Wasser ist ein wesentlicher und dennoch unterschätzter Faktor in der Zubereitung von Kaffee, denn gerade für den Geschmack ist es von großer Bedeutung. In unserer Serie stellt uns der crema-Autor und Kaffeeexperte Dr. Steffen Schwarz die wichtigsten Wissensgrundlagen vor, für alle, die beim Thema Kaffee mitreden möchten.
Wir „kochen“ alle nur mit Wasser – eine Weisheit, die der Volksmund lehrt und gerne verbreitet. Aber ist es wirklich „nur“ Wasser? Eine andere sehr bekannte Aussage ist das vielzitierte „Kaffee kochen“, was genauer betrachtet natürlich auch falsch ist – denn das Wasser wäre mit einer so hohen Temperatur natürlich viel zu heiß und würde zunächst den Kaffee verbrennen und später auch noch die Geschmacksknospen schädigen. Das Getränk müsste aufgrund seiner Temperatur sogar als kanzerogen eingestuft werden.

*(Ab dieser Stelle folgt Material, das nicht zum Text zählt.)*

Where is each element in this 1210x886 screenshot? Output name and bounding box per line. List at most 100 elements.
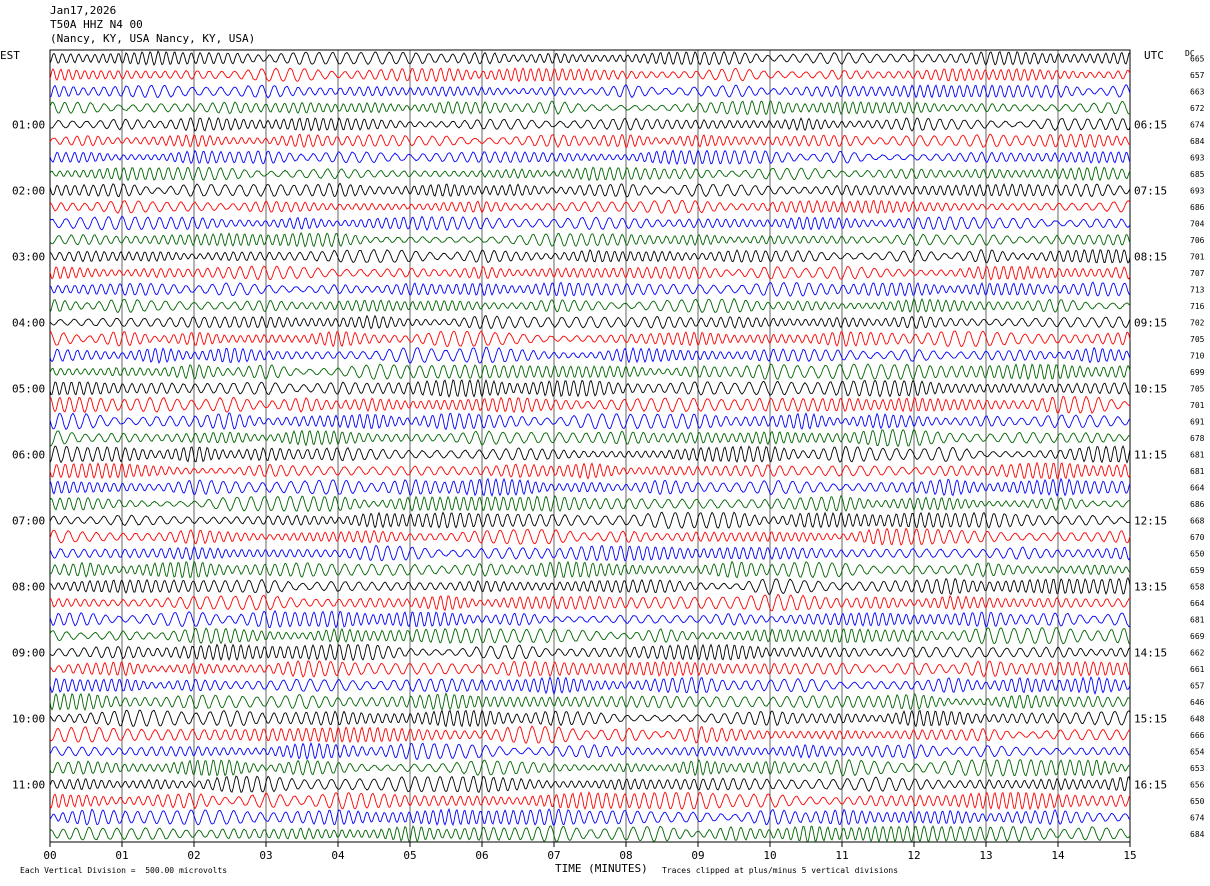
right-time-label: 09:15 xyxy=(1134,316,1167,329)
x-tick-label: 14 xyxy=(1051,849,1065,862)
left-time-label: 06:00 xyxy=(12,448,45,461)
left-time-label: 04:00 xyxy=(12,316,45,329)
x-tick-label: 06 xyxy=(475,849,488,862)
trace-line xyxy=(49,297,1131,314)
trace-line xyxy=(49,791,1131,811)
left-time-label: 03:00 xyxy=(12,250,45,263)
dc-offset-label: 656 xyxy=(1190,780,1205,789)
trace-line xyxy=(49,444,1131,464)
x-tick-label: 12 xyxy=(907,849,920,862)
station-location: (Nancy, KY, USA Nancy, KY, USA) xyxy=(50,32,256,45)
trace-line xyxy=(49,675,1131,696)
trace-line xyxy=(49,116,1131,132)
trace-line xyxy=(49,527,1131,546)
dc-offset-label: 681 xyxy=(1190,467,1205,476)
x-tick-label: 00 xyxy=(43,849,56,862)
trace-line xyxy=(49,692,1131,712)
dc-offset-label: 691 xyxy=(1190,417,1205,426)
dc-offset-label: 663 xyxy=(1190,87,1205,96)
right-time-label: 13:15 xyxy=(1134,580,1167,593)
left-time-label: 01:00 xyxy=(12,118,45,131)
dc-offset-label: 665 xyxy=(1190,54,1205,63)
dc-offset-label: 681 xyxy=(1190,450,1205,459)
dc-offset-label: 659 xyxy=(1190,566,1205,575)
dc-offset-label: 648 xyxy=(1190,714,1205,723)
right-time-label: 07:15 xyxy=(1134,184,1167,197)
right-time-label: 08:15 xyxy=(1134,250,1167,263)
plot-date: Jan17,2026 xyxy=(50,4,117,17)
left-time-label: 11:00 xyxy=(12,778,45,791)
trace-line xyxy=(49,709,1131,728)
trace-line xyxy=(49,428,1130,448)
dc-offset-label: 664 xyxy=(1190,483,1205,492)
dc-offset-label: 704 xyxy=(1190,219,1205,228)
dc-offset-label: 669 xyxy=(1190,632,1205,641)
dc-offset-label: 686 xyxy=(1190,203,1205,212)
dc-offset-label: 701 xyxy=(1190,401,1205,410)
left-time-label: 10:00 xyxy=(12,712,45,725)
trace-line xyxy=(49,314,1131,330)
trace-line xyxy=(49,660,1131,678)
trace-line xyxy=(49,199,1131,214)
dc-offset-label: 653 xyxy=(1190,764,1205,773)
left-time-label: 07:00 xyxy=(12,514,45,527)
right-time-label: 14:15 xyxy=(1134,646,1167,659)
trace-line xyxy=(49,100,1130,116)
x-tick-label: 10 xyxy=(763,849,776,862)
dc-offset-label: 668 xyxy=(1190,516,1205,525)
trace-line xyxy=(50,576,1131,596)
dc-offset-label: 657 xyxy=(1190,681,1205,690)
dc-offset-label: 705 xyxy=(1190,384,1205,393)
dc-offset-label: 658 xyxy=(1190,582,1205,591)
trace-line xyxy=(49,412,1131,431)
trace-line xyxy=(49,67,1131,83)
trace-line xyxy=(49,741,1131,761)
dc-offset-label: 650 xyxy=(1190,549,1205,558)
scale-note: Each Vertical Division = 500.00 microvol… xyxy=(20,866,228,875)
dc-offset-label: 678 xyxy=(1190,434,1205,443)
dc-offset-label: 684 xyxy=(1190,137,1205,146)
trace-line xyxy=(49,133,1131,149)
dc-offset-label: 666 xyxy=(1190,731,1205,740)
x-tick-label: 13 xyxy=(979,849,992,862)
dc-offset-label: 674 xyxy=(1190,120,1205,129)
dc-title: DC xyxy=(1185,49,1195,58)
trace-line xyxy=(49,775,1131,793)
trace-line xyxy=(49,725,1131,745)
right-time-label: 11:15 xyxy=(1134,448,1167,461)
x-tick-label: 03 xyxy=(259,849,272,862)
trace-line xyxy=(49,248,1131,264)
dc-offset-label: 693 xyxy=(1190,186,1205,195)
trace-line xyxy=(49,477,1131,497)
trace-line xyxy=(49,593,1130,612)
dc-offset-label: 664 xyxy=(1190,599,1205,608)
trace-line xyxy=(49,281,1131,297)
dc-offset-label: 657 xyxy=(1190,71,1205,80)
trace-line xyxy=(49,560,1131,579)
left-time-label: 08:00 xyxy=(12,580,45,593)
dc-offset-label: 674 xyxy=(1190,813,1205,822)
right-time-label: 10:15 xyxy=(1134,382,1167,395)
trace-line xyxy=(49,346,1131,365)
trace-line xyxy=(49,758,1130,778)
left-time-label: 09:00 xyxy=(12,646,45,659)
trace-line xyxy=(49,378,1131,398)
trace-line xyxy=(49,395,1131,414)
plot-frame xyxy=(49,49,1131,843)
dc-offset-label: 713 xyxy=(1190,285,1205,294)
dc-offset-label: 710 xyxy=(1190,351,1205,360)
trace-line xyxy=(49,825,1131,843)
x-tick-label: 01 xyxy=(115,849,128,862)
x-tick-label: 05 xyxy=(403,849,416,862)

Was hat es denn nun genau mit der Temperatur auf sich und was macht Wasser so komplex? Auf jeden Fall handelt es sich um zwei der wesentlichsten – leider völlig unterbewerteten – Faktoren, neben dem Kaffee und seiner Vermahlung, um eine perfekte Tasse Kaffee zu brühen. Aber fangen wir ganz vorne an. Der Kaffee, die Rohkaffeeauswahl und das zugrundeliegende Röstprofil, das verwendete Wasser und die für die Zubereitung genutzte Temperatur hängen alle unmittelbar miteinander zusammen.
Als weiterer Faktor kommt natürlich noch die Mahlung hinzu. Kaffee ist im Gegensatz zu Bier oder Wein ein halbfertiges Getränk und muss daher noch korrekt gemahlen und in der richtigen Dosierung mit einem passenden Wasser und einer angepassten Temperatur zubereitet werden. An dieser Aufgabe scheitern die meisten in mehrfacher Hinsicht.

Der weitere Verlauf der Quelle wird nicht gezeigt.